MAJORITY OPINION: In justice court, the petitioner was found guilty of having assaulted one Sharon, a 38-year-old retarded person under the petitioner's care at Fircrest School in Seattle. A trial de novo in the Superior Court resulted in a guilty verdict, which was affirmed by the Court of Appeals. The facts of the case are set forth in the opinion of the Court of Appeals, Division One, STATE v. SMITH, 30 Wn. App. 251, 633 P.2d 137 (1981), and need not be repeated here.

[1] The petitioner challenges the holding of the Court of Appeals that Sharon was competent to testify. She maintains that Sharon, having an intelligence quotient of about 23 (100 being the average) was, as a matter of law, incompetent to testify. According to her theory the patient was, in law, a child within the meaning of CrR 6.12(c). We recently held in STATE v. FROEHLICH, 96 Wn.2d 301, 635 P.2d 127 (1981) that RCW 5.60.050(2), which is couched in the same language as CrR 6.12(c), except that the rule applies to all children while the statute applies only to children under 10 years of age, cannot be read to apply to persons over 10 years old. It was contended there, as it is here, that an adult should be regarded as a child, in law, if his mental development is comparable. The rule, like the statute, applies only to those who fall within its terms.

[2] The petitioner also argues that Sharon was a person of unsound mind. Under RCW 5.60.050, the following persons are not competent to testify: those who are of unsound mind, or intoxicated at the time of their production for examination, and children under 10 years of age who appear incapable of receiving just impression of the facts respecting which they are examined, or of relating them truly. CrR 6.12(c) is virtually identical. This court has said that "unsound mind", as used here, means total lack of comprehension or the inability to distinguish between right and wrong. STATE v. WYSE, 71 Wn.2d 434, 429 P.2d 121 (1967); STATE v. HARDUNG, 161 Wash. 379, 297 P. 167 (1931). We said in STATE v. MOORISON, 43 Wn.2d 23, 259 P.2d 1105 (1953) that where a person has been adjudicated insane, a presumption of incompetency arises, rebuttable by the person offering the witness. Where there has been no such adjudication, the burden is on the party opposing the witness to prove incompetence.

In 1949 Sharon was adjudicated mentally deficient. This is not the equivalent of insanity. It meant that she was not capable of self-direction, self-support and social participation. The medical witness said: "But beyond that, there is no indication of the person being out of contact with reality or having severe emotional problems". Report of Proceedings, at 11. In other words, a retarded mind is not the same as a sick mind.

The Court of Appeals correctly held that the determination of the witness' competency and the allowance of leading questions rested primarily with the trial judge who saw the witness, noticed her manner, and considered her capacity and intelligence. Such discretion will not be disturbed on appeal in the absence of manifest abuse. The court justifiably found that Sharon understood the obligation to tell the truth and was capable of recalling and recounting the event in question. We agree with that court that no abuse was shown here.

The petitioner assigned error to the admission of testimony concerning prior consistent statements made by the victim.
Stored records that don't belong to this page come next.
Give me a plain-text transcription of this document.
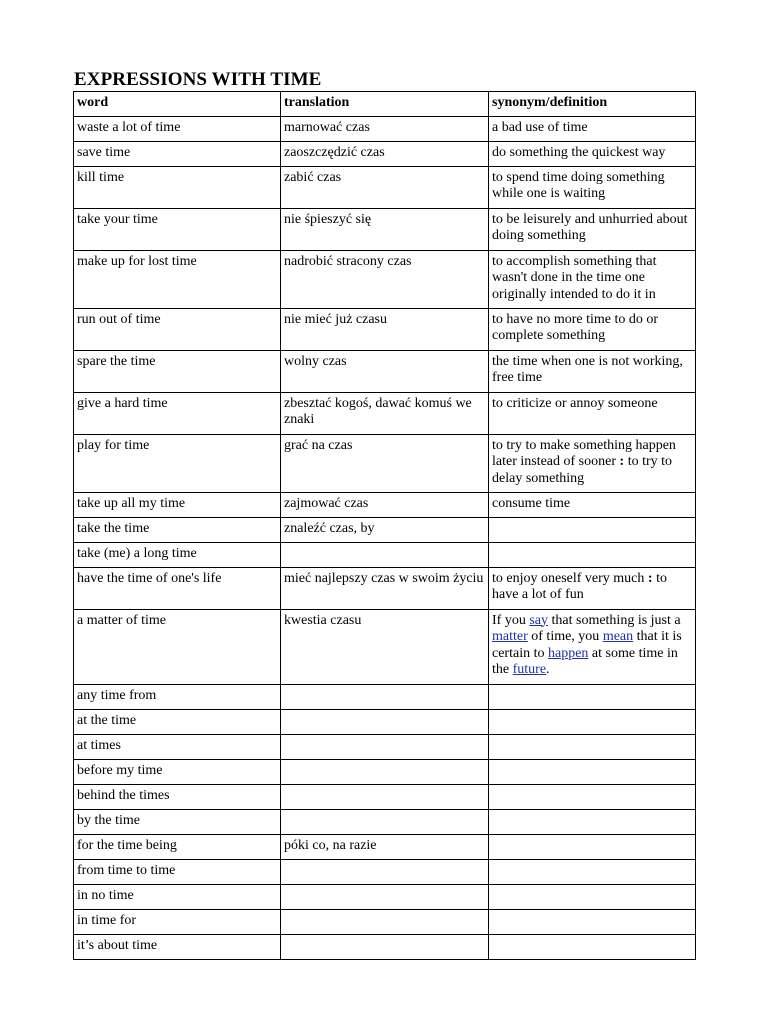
EXPRESSIONS WITH TIME
word	translation	synonym/definition
waste a lot of time	marnować czas	a bad use of time
save time	zaoszczędzić czas	do something the quickest way
kill time	zabić czas	to spend time doing something while one is waiting
take your time	nie śpieszyć się	to be leisurely and unhurried about doing something
make up for lost time	nadrobić stracony czas	to accomplish something that wasn't done in the time one originally intended to do it in
run out of time	nie mieć już czasu	to have no more time to do or complete something
spare the time	wolny czas	the time when one is not working, free time
give a hard time	zbesztać kogoś, dawać komuś we znaki	to criticize or annoy someone
play for time	grać na czas	to try to make something happen later instead of sooner : to try to delay something
take up all my time	zajmować czas	consume time
take the time	znaleźć czas, by	
take (me) a long time		
have the time of one's life	mieć najlepszy czas w swoim życiu	to enjoy oneself very much : to have a lot of fun
a matter of time	kwestia czasu	If you say that something is just a matter of time, you mean that it is certain to happen at some time in the future.
any time from		
at the time		
at times		
before my time		
behind the times		
by the time		
for the time being	póki co, na razie	
from time to time		
in no time		
in time for		
it’s about time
This testimony was admissible to rebut an inference of recent fabrication or improper motive (ER 801(d)(1)(ii)), which could have been drawn by the jury based upon defense testimony that the victim had made a number of accusations against the petitioner, which had not been substantiated.

Error was also assigned to the refusal of a motion for mistrial which was made when reputation evidence was prematurely introduced by the State, and to the refusal of extrinsic evidence offered by the petitioner to prove misconduct of Sharon reflecting on her credibility. The Court of Appeals disposition of these issues was likewise correct.

The decision of that court is affirmed.